Mindfulness approach to better health




The mindfulness approach is an effective technique to achieve higher levels of physical, emotional and psychological health, according to Dr. Rene Samaniego, consultant with the Makati Medical Center.
“Becoming aware of what is on our minds, from moment to moment, as much as we could, and how our experience is transformed when we do become aware, is what mindfulness is about,” stated the speaker.
Samaniego discussed that the default mode of operation of the human brain is to wander, referred to as stimulus-independent thinking. Most of the time, a person contemplates on events that happened in the past, might happen in the future or might not actually happen at all. A recent study showed that people’s minds wandered 46.9 percent of the time and that people were less happy when their minds were wandering.
“A human mind is a wandering mind, and a wandering mind is an unhappy mind,” emphasized the speaker.
The mindfulness approach was conceptualized by Dr. Jon Kabat-Zinn and it highlights the importance of paying attention in the present moment. He created the Mindfulness-Based Stress Reduction Program, an eight-week program which aims to promote the mindfulness approach. This program has been adopted in over 720 hospitals worldwide as a complement to medical treatment to promote health and well-being.
It has been used in several clinical applications, including stress reduction, cognitive therapy, overcoming substance abuse and preventing relapse, controlling anxiety and traumatic stress disorders, and treating eating disorders.

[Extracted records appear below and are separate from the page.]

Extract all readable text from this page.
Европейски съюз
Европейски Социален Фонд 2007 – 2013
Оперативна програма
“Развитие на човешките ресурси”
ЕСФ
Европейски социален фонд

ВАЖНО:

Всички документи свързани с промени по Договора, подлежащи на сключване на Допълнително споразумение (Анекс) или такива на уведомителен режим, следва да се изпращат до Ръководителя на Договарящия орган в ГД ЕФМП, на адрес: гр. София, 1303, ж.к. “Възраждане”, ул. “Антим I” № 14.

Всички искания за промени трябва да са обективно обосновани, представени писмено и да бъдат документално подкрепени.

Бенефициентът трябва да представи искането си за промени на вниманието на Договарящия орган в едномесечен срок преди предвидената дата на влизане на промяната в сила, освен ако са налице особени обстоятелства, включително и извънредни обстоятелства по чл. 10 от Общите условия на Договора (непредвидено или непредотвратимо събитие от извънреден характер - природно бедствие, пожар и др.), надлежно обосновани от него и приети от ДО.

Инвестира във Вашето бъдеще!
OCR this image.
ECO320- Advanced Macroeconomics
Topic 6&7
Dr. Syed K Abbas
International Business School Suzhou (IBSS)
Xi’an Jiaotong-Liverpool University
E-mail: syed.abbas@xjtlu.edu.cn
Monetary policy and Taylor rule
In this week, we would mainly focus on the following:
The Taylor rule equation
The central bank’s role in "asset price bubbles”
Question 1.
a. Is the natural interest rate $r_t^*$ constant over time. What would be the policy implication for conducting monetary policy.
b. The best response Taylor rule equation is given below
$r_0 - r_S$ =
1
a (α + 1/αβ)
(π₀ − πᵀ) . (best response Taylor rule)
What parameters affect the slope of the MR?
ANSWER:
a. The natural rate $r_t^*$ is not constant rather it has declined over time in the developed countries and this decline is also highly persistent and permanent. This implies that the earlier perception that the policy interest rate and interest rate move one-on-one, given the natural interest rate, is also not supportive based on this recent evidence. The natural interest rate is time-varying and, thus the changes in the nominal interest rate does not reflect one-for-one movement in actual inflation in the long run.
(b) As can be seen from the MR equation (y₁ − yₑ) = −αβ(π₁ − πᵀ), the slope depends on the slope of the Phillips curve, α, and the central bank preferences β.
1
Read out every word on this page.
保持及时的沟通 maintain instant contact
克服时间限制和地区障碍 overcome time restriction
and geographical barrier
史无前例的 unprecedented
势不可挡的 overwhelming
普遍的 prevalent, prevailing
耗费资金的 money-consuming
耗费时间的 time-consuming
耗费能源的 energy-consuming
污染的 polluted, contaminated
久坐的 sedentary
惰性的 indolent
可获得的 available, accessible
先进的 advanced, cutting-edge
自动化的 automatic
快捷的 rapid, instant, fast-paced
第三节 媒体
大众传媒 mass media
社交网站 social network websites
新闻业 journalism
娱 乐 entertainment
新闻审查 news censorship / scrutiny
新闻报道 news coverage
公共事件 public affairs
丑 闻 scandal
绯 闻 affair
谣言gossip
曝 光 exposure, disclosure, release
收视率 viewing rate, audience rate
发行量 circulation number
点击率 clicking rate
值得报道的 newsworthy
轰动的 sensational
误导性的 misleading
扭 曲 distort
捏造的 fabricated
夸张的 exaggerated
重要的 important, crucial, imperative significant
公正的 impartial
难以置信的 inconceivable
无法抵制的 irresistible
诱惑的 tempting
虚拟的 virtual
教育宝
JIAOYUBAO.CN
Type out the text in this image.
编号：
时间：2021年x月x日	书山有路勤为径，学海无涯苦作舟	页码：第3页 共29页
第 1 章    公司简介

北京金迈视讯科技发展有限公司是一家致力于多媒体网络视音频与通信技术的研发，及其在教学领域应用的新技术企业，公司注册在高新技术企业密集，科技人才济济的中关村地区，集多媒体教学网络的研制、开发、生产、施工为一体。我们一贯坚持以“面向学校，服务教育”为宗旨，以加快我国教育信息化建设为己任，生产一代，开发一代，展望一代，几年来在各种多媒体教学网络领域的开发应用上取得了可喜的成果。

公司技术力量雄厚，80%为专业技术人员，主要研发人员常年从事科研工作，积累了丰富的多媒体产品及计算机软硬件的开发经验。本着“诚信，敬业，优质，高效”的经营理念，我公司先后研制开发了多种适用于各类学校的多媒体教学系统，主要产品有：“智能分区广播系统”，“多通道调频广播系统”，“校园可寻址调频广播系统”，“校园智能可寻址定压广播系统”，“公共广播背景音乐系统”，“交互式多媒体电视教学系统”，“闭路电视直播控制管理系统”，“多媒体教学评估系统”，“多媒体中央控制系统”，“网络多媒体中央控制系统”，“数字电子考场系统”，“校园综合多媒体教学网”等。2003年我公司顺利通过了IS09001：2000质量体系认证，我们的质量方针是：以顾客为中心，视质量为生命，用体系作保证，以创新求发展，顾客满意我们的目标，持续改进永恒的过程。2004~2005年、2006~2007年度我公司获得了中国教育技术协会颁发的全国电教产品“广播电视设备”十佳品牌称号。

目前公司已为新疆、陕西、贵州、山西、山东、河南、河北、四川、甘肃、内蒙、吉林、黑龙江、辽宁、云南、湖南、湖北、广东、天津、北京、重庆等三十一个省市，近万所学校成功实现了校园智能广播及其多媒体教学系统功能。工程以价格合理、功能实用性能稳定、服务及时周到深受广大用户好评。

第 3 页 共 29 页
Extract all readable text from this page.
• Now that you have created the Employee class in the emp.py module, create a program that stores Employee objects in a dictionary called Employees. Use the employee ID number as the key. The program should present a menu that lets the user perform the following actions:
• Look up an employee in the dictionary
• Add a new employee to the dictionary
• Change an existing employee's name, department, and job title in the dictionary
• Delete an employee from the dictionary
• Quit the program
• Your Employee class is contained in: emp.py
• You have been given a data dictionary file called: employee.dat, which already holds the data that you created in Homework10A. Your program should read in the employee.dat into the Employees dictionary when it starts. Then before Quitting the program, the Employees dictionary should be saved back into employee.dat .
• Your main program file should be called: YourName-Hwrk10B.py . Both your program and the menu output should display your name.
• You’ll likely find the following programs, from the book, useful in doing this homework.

The mindfulness approach includes practices such as meditation, breathing and yoga. Meditation is about non-doing and being oneself at a particular moment. Awareness of one’s breathing promotes mindfulness by anchoring the person in the present time. Yoga is done slowly, providing moment-to-moment awareness of one’s breathing and the sensations arising from the different yoga postures. It also helps cultivate physical strength, balance and flexibility.
Samaniego elaborated on the seven foundations of mindfulness.
The first is a non-judging attitude. It is the natural state of the mind to constantly generate judgments, but a person must make efforts to recognize when to create and when to intentionally suspend judgment.
The second attitude is patience wherein a person must learn to let things unfold in their own time and not hurry the process.
The third foundation is having a beginner’s mind or the willingness to see what is happening as if for the first time and freeing oneself of expectations based on past experiences.
Trust is the fourth foundation. It means that a person must trust himself, his feelings, intuition and goodness, despite past mistakes.
A non-striving attitude is the fifth foundation. Whenever a person strives for something, he introduces the idea that he is not okay with where he is at the moment, making it difficult to be mindful of the present.
The sixth foundation is acceptance, which involves seeing things as they are and coming to terms with such reality. It is seeing things as they are in order for a person to respond appropriately.
The last foundation of mindfulness is letting go. There are particular experiences that the mind gets trapped into. One must intentionally counter the tendency of the brain to hold on to certain experiences and to intentionally reject others.
“Mindfulness is actually a way of being, to connect us with our capacity to see and embrace the actuality of things, in a way that can heal and transform,” concluded the speaker.